Page d'accueil

Quelle sera la réparation du dommage subi par le salarié ?

Si le tribunal arrive à la conclusion que le licenciement n’est pas fondé sur une cause réelle et sérieuse, il condamne l’employeur, soit à réintégrer le salarié, soit à réparer le préjudice subi par le salarié.

La loi prévoit que le tribunal peut, sur demande du salarié, recommander à l’employeur la réintégration de ce dernier en réparation de son licenciement abusif, lorsque les conditions sont favorables à une reprise de la relation de travail.

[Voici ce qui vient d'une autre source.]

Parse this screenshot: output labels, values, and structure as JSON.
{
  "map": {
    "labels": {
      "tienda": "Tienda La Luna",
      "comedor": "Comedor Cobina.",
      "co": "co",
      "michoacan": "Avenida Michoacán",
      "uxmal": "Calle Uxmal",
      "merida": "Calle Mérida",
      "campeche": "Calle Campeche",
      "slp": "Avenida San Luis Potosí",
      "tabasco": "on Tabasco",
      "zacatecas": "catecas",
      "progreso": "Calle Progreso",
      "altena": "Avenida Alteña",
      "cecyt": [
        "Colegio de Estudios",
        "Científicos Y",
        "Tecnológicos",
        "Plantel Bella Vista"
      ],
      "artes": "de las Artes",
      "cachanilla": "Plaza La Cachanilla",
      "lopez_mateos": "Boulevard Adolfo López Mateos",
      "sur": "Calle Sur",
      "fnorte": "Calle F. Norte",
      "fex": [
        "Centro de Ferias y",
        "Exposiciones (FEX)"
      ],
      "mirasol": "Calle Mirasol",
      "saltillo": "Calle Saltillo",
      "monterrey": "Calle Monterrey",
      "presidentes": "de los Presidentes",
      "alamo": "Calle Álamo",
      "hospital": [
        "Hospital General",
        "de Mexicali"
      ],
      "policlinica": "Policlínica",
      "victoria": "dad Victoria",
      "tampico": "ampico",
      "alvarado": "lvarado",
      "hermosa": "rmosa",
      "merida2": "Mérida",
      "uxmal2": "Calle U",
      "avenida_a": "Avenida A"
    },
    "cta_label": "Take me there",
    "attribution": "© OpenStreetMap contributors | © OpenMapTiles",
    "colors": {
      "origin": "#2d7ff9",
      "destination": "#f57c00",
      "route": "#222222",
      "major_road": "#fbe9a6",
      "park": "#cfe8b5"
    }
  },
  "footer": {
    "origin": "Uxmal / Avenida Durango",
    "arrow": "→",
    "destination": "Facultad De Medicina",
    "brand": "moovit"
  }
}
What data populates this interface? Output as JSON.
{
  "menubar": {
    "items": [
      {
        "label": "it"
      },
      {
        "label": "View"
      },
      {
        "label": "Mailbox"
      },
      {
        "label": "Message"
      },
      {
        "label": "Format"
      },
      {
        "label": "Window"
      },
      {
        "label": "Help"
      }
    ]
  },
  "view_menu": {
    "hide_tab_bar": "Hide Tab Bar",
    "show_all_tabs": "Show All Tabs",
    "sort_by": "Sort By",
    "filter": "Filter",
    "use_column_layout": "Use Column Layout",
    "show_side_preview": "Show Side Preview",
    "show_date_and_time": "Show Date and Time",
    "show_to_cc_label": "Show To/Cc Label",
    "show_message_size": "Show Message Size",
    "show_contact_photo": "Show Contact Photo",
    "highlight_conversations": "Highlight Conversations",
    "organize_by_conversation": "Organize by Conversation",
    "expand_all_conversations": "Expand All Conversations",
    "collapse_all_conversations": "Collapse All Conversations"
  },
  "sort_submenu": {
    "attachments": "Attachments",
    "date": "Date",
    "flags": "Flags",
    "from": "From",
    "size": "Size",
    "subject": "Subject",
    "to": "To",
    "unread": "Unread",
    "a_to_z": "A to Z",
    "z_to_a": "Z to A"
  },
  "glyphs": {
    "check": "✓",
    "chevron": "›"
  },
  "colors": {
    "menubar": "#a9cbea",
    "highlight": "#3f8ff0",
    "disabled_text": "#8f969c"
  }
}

Dans le cas d’une acceptation de la réintégration par l’employeur, celui-ci se trouve libéré du paiement d’éventuels dommages et intérêts. Le salarié voit son ancienneté préservée.

En cas de refus de l’employeur de procéder à la réintégration du salarié licencié, le salarié peut demander et obtenir des dommages et intérêts supplémentaires, correspondant à un mois de salaire.

A défaut de réintégration, les dommages-intérêts couvrent à la fois le dommage matériel et le dommage moral subi par le salarié.

Pour ce qui est du dommage matériel, il n’est à prendre en considération que pour autant qu’il se rapporte à une période qui aurait raisonnablement dû suffire au salarié pour trouver un nouvel emploi, ce en fonction de son âge, sa qualification, son ancienneté, le marché de l’emploi, etc.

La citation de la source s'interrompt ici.